Menurut Rutte, meskipun Spanyol belum mencapai target 5% dari PDB, negara tersebut telah menunjukkan progres yang baik. Namun, ia mengakui bahwa perlu ada Key Discussion yang lebih intensif untuk menyelesaikan ketidakseimbangan antara kontribusi keuangan dan partisipasi operasional. Selain itu, pertemuan tersebut juga membahas isu-isu seperti perubahan kebijakan energi, perang dagang dengan Tiongkok, dan posisi NATO dalam konflik geopolitik global.

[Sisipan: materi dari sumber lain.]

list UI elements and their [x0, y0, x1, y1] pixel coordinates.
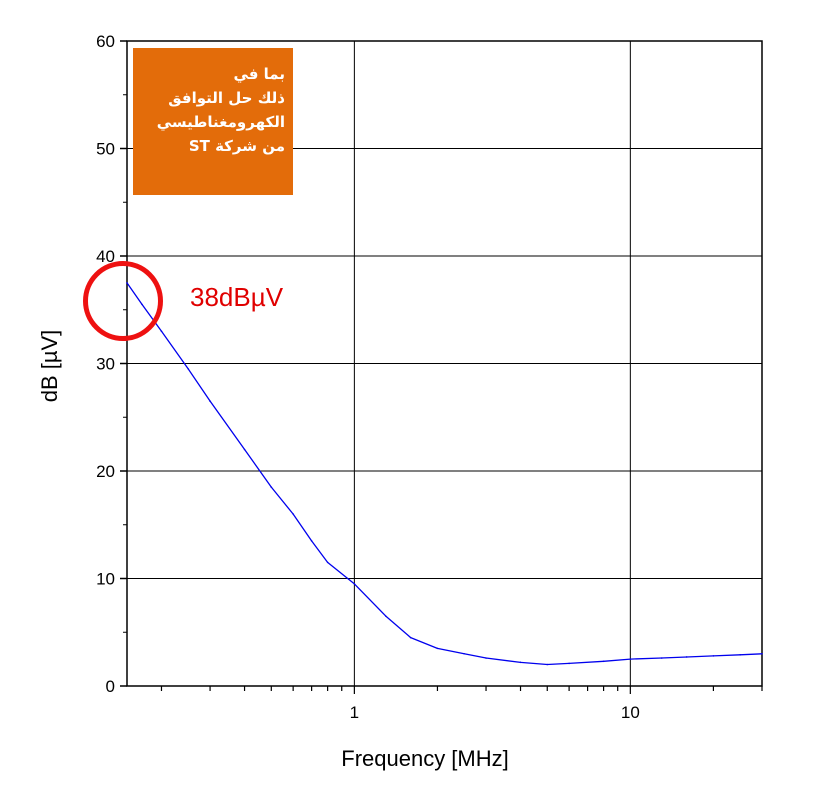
data-point [546, 663, 549, 666]
y-tick-label: 40 [96, 247, 115, 266]
data-point [326, 561, 329, 564]
data-point [292, 513, 294, 515]
data-point [187, 368, 190, 370]
series-line [126, 282, 763, 666]
data-point [761, 652, 763, 655]
data-point [739, 654, 741, 656]
data-point [629, 658, 632, 660]
data-point [568, 662, 570, 665]
y-tick-labels: 0 10 20 30 40 50 60 [96, 32, 115, 696]
data-point [660, 657, 663, 659]
data-point [160, 330, 163, 333]
data-point [409, 636, 412, 639]
data-point [519, 661, 522, 664]
y-axis-title: dB [µV] [37, 330, 62, 403]
data-point [270, 486, 273, 488]
y-tick-label: 50 [96, 140, 115, 159]
y-tick-label: 60 [96, 32, 115, 51]
x-tick-label: 1 [350, 703, 359, 722]
data-point [602, 660, 605, 663]
x-tick-label: 10 [621, 703, 640, 722]
callout-label: 38dBµV [190, 282, 284, 312]
data-point [685, 656, 688, 658]
y-tick-label: 10 [96, 570, 115, 589]
y-tick-label: 30 [96, 355, 115, 374]
series-layer [126, 282, 763, 666]
minor-ticks [120, 40, 763, 694]
data-point [463, 652, 465, 655]
data-point [436, 647, 439, 650]
data-point [243, 448, 246, 451]
highlight-circle [83, 261, 163, 341]
data-point [310, 540, 313, 542]
note-text: بما في ذلك حل التوافق الكهرومغناطيسي من … [156, 65, 285, 155]
y-tick-label: 0 [106, 677, 115, 696]
data-point [209, 400, 211, 402]
y-tick-label: 20 [96, 462, 115, 481]
x-tick-labels: 1 10 [350, 703, 640, 722]
data-point [353, 583, 356, 585]
note-box: بما في ذلك حل التوافق الكهرومغناطيسي من … [133, 48, 293, 195]
x-axis-title: Frequency [MHz] [341, 746, 509, 771]
data-point [712, 655, 715, 657]
data-point [385, 615, 387, 617]
data-point [485, 657, 487, 659]
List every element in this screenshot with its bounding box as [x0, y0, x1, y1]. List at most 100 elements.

Trump, dalam Key Discussion ini, juga menyampaikan ketidakpuasan terhadap NATO secara umum. Ia menekankan bahwa keanggotaan dalam aliansi pertahanan itu tidak cukup untuk mencegah konflik, terutama jika negara-negara anggota tidak mampu menyesuaikan kebijakan mereka. Dalam beberapa kesempatan sebelumnya, Trump mengkritik keputusan anggota NATO untuk menolak bergabung dalam operasi militer AS terhadap Iran. Hal ini memperkuat pandangan bahwa NATO adalah aliansi yang tidak selalu harmonis, terutama dalam era ketegangan geopolitik yang semakin tinggi.

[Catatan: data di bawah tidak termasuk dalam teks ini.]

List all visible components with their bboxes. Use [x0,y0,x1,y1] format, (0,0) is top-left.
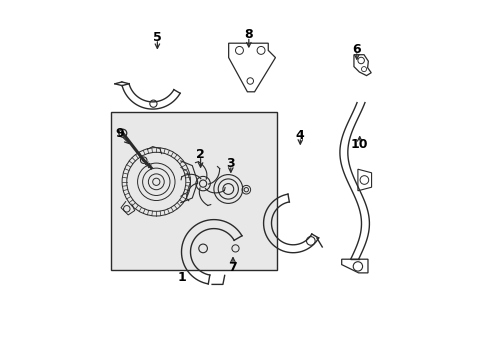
Text: 4: 4 [295,129,304,142]
Text: 6: 6 [352,43,361,56]
Text: 8: 8 [244,28,253,41]
Text: 9: 9 [115,127,123,140]
Text: 1: 1 [177,271,185,284]
Text: 5: 5 [153,31,162,44]
Text: 10: 10 [350,138,367,150]
Text: 2: 2 [196,148,204,161]
Text: 7: 7 [228,261,237,274]
FancyBboxPatch shape [111,112,276,270]
Text: 3: 3 [226,157,235,170]
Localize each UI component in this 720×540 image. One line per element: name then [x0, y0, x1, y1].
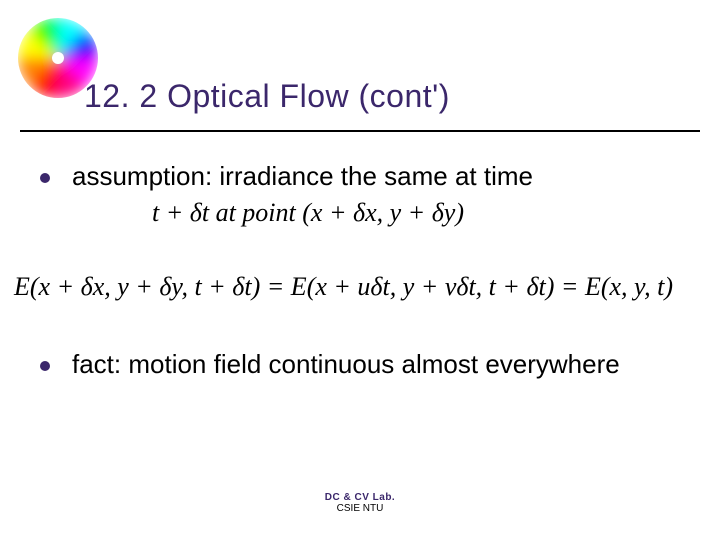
- bullet-1-text: assumption: irradiance the same at time: [72, 160, 533, 193]
- footer-lab: DC & CV Lab.: [0, 492, 720, 503]
- bullet-2-text: fact: motion field continuous almost eve…: [72, 348, 620, 381]
- bullet-dot-icon: [40, 361, 50, 371]
- footer-dept: CSIE NTU: [0, 503, 720, 514]
- bullet-2: fact: motion field continuous almost eve…: [40, 348, 620, 381]
- footer: DC & CV Lab. CSIE NTU: [0, 492, 720, 514]
- bullet-dot-icon: [40, 173, 50, 183]
- title-rule: [20, 130, 700, 132]
- math-line-2: E(x + δx, y + δy, t + δt) = E(x + uδt, y…: [14, 272, 673, 302]
- slide: 12. 2 Optical Flow (cont') assumption: i…: [0, 0, 720, 540]
- slide-title: 12. 2 Optical Flow (cont'): [84, 78, 450, 115]
- math-line-1: t + δt at point (x + δx, y + δy): [152, 198, 464, 228]
- bullet-1: assumption: irradiance the same at time: [40, 160, 533, 193]
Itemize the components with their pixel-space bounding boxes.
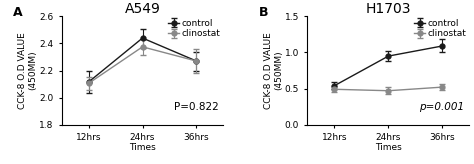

Sebagai bagian dari Key Discussion yang sedang berlangsung, ketegangan antara Trump dan Spanyol juga mencerminkan dinamika hubungan dagang antara kedua negara. Spanyol adalah mitra dagang penting AS, dengan ekspor barang-barang seperti teknologi, otomotif, dan energi yang terus meningkat. Namun, Trump menyarankan bahwa hubungan ini bisa diputus jika Spanyol tidak memenuhi tanggung jawabnya sebagai anggota NATO. Ini menunjukkan bahwa isu keuangan dan pertahanan bisa memengaruhi keputusan diplomatik dalam ranah perdagangan.